On one level, disease is caused by pathogens that invade our bodies. Why are some people more likely to encounter those pathogens than others or, if they do, get sick and die? More importantly: what can clinicians, public health experts, medical students, and social scientists do about it?
In this 1-week introduction to the field of medical anthropology and global health, we will explore how doctors, public health experts, medical researchers, and social scientists can and should work together to better understand the social causes of HIV/AIDS, Ebola, malnutrition, tuberculosis, and other health conditions that have a grave impact on human individuals, communities, and medical care.
Students will be exposed to short readings, lively discussion, relevant video clips, in-class activities, and short group assignments in order to develop a better understanding of what makes people sick and how to help.

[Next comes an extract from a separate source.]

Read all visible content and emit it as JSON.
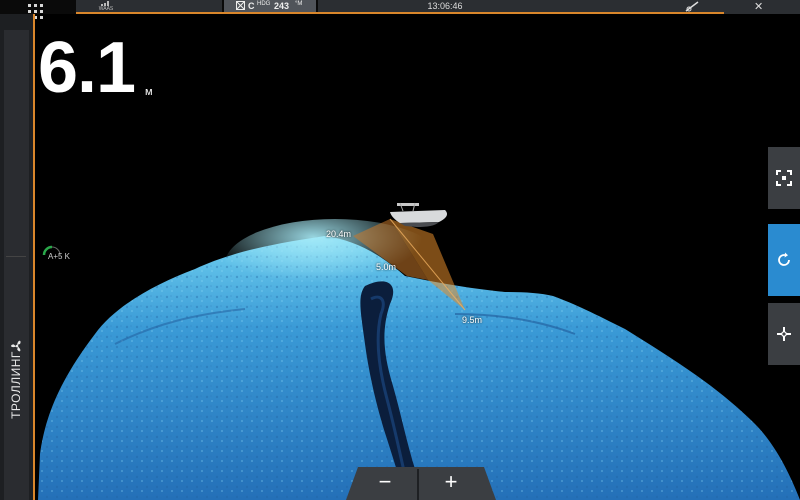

Topics for the week include (but are not limited to) critical medical anthropology, gender inequality and global health, health and human rights, the social determinants of health, and geospatial analysis of infectious disease epidemics. Students will also have a chance to explore and discuss the growing role of social justice-oriented clinical work in medical school training.
The week culminates in a mock health intervention, in which students will develop strategies and tactics to address a current pressing health epidemic. This session will be of particular interest to students interested in pre-medical programs or clinical work, given the recent and growing push in pre-medical and medical programs to incorporate social medicine, public health, and global health into the core medical school curriculum.